- Location: Catron County, New Mexico, US
- Nearest city: Reserve, New Mexico
- Coordinates: 33°24′0″N 108°56′0″W﻿ / ﻿33.40000°N 108.93333°W
- Area: 29,304 acres (11,859 ha)
- Established: 1980
- Governing body: United States Forest Service

= Blue Range Wilderness =

Protected area in New Mexico, US

Blue Range Wilderness, along with Aldo Leopold Wilderness and Gila Wilderness, is part of Gila National Forest. It is located on the western border of New Mexico and west of U.S. Route 180 between Reserve and Glenwood. The wilderness is crossed by the Mogollon Rim. It became part of the National Wilderness Preservation System in 1980.

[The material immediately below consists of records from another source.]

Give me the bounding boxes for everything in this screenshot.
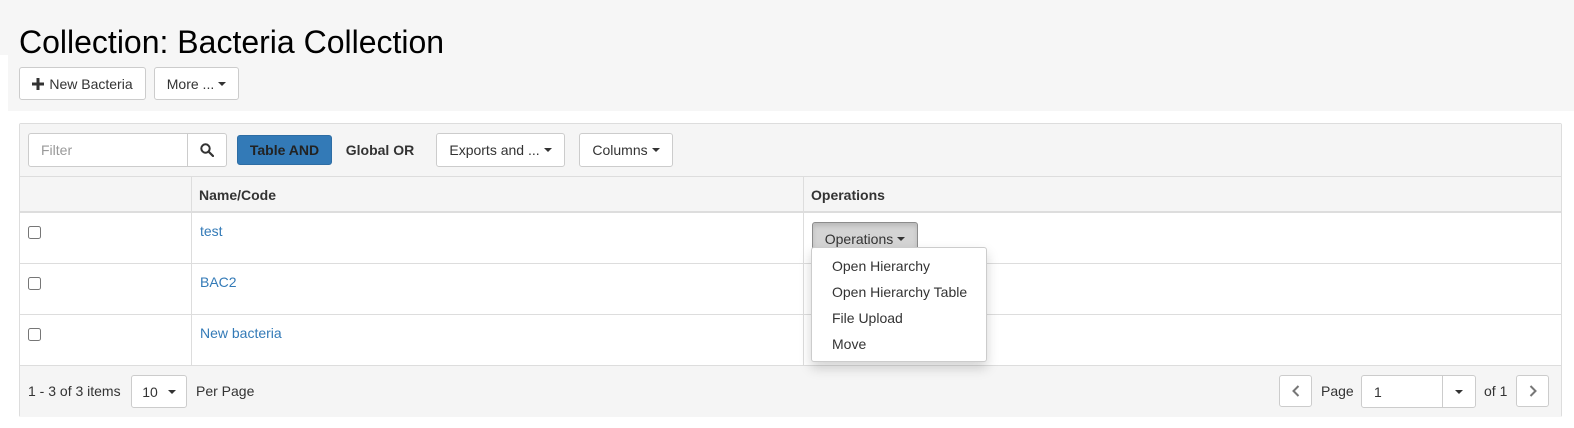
page-size-select[interactable]: 10 [131, 375, 187, 408]
new-bacteria-button[interactable]: New Bacteria [19, 67, 146, 100]
new-bacteria-label: New Bacteria [49, 75, 133, 92]
row-name-link[interactable]: BAC2 [200, 274, 237, 290]
plus-icon [32, 77, 45, 90]
filter-input[interactable] [28, 133, 188, 167]
column-header-name[interactable]: Name/Code [191, 177, 803, 213]
row-checkbox[interactable] [28, 226, 41, 239]
columns-label: Columns [592, 142, 648, 158]
caret-down-icon [167, 389, 176, 394]
per-page-label: Per Page [196, 383, 255, 399]
page-number-value: 1 [1374, 383, 1382, 400]
exports-dropdown-button[interactable]: Exports and ... [436, 133, 565, 167]
menu-item-open-hierarchy-table[interactable]: Open Hierarchy Table [812, 279, 986, 305]
global-or-toggle[interactable]: Global OR [340, 135, 420, 165]
next-page-button[interactable] [1516, 375, 1549, 407]
table-header: Name/Code Operations [20, 177, 1561, 213]
columns-dropdown-button[interactable]: Columns [579, 133, 673, 167]
prev-page-button[interactable] [1279, 375, 1312, 407]
caret-down-icon [651, 148, 660, 152]
menu-item-open-hierarchy[interactable]: Open Hierarchy [812, 253, 986, 279]
page-title: Collection: Bacteria Collection [19, 24, 445, 60]
table-and-toggle[interactable]: Table AND [237, 135, 332, 165]
search-button[interactable] [187, 133, 227, 167]
table-footer: 1 - 3 of 3 items 10 Per Page Page 1 of 1 [20, 365, 1561, 417]
operations-label: Operations [824, 230, 894, 247]
table-row: New bacteria [20, 315, 1561, 366]
column-header-select [20, 177, 191, 213]
page-select-toggle[interactable] [1442, 375, 1476, 408]
caret-down-icon [1455, 389, 1463, 394]
page-total-label: of 1 [1484, 383, 1508, 399]
search-icon [200, 143, 214, 157]
caret-down-icon [543, 148, 552, 152]
row-checkbox[interactable] [28, 328, 41, 341]
caret-down-icon [897, 236, 906, 241]
caret-down-icon [218, 81, 227, 86]
menu-item-file-upload[interactable]: File Upload [812, 305, 986, 331]
chevron-left-icon [1291, 385, 1300, 397]
more-dropdown-button[interactable]: More ... [154, 67, 239, 100]
more-label: More ... [166, 75, 215, 92]
page-label: Page [1321, 383, 1354, 399]
table-row: test [20, 213, 1561, 264]
table-row: BAC2 [20, 264, 1561, 315]
row-name-link[interactable]: New bacteria [200, 325, 282, 341]
row-name-link[interactable]: test [200, 223, 223, 239]
page-number-input[interactable]: 1 [1361, 375, 1443, 408]
column-header-operations: Operations [811, 187, 885, 203]
exports-label: Exports and ... [449, 142, 540, 158]
bacteria-table-panel: Table AND Global OR Exports and ... Colu… [19, 123, 1562, 417]
items-range: 1 - 3 of 3 items [28, 383, 121, 399]
operations-dropdown-menu: Open Hierarchy Open Hierarchy Table File… [811, 247, 987, 362]
menu-item-move[interactable]: Move [812, 331, 986, 357]
page-size-value: 10 [142, 383, 158, 400]
chevron-right-icon [1529, 385, 1537, 397]
table-toolbar: Table AND Global OR Exports and ... Colu… [20, 124, 1561, 177]
row-checkbox[interactable] [28, 277, 41, 290]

It is home to wildlife species including black bear, pronghorn, bald eagle, peregrine falcon, elk, white-tailed deer, osprey, mule deer, bobcat, spotted owl, cougar, Mexican wolf, gray fox, white-nosed coati, collared peccary, bighorn sheep, and wild turkey.

The adjacent and larger Blue Range Primitive Area of Apache-Sitgreaves National Forest in Arizona was also recommended for Wilderness status in 1971, but only the New Mexico portion has been acted upon by Congress.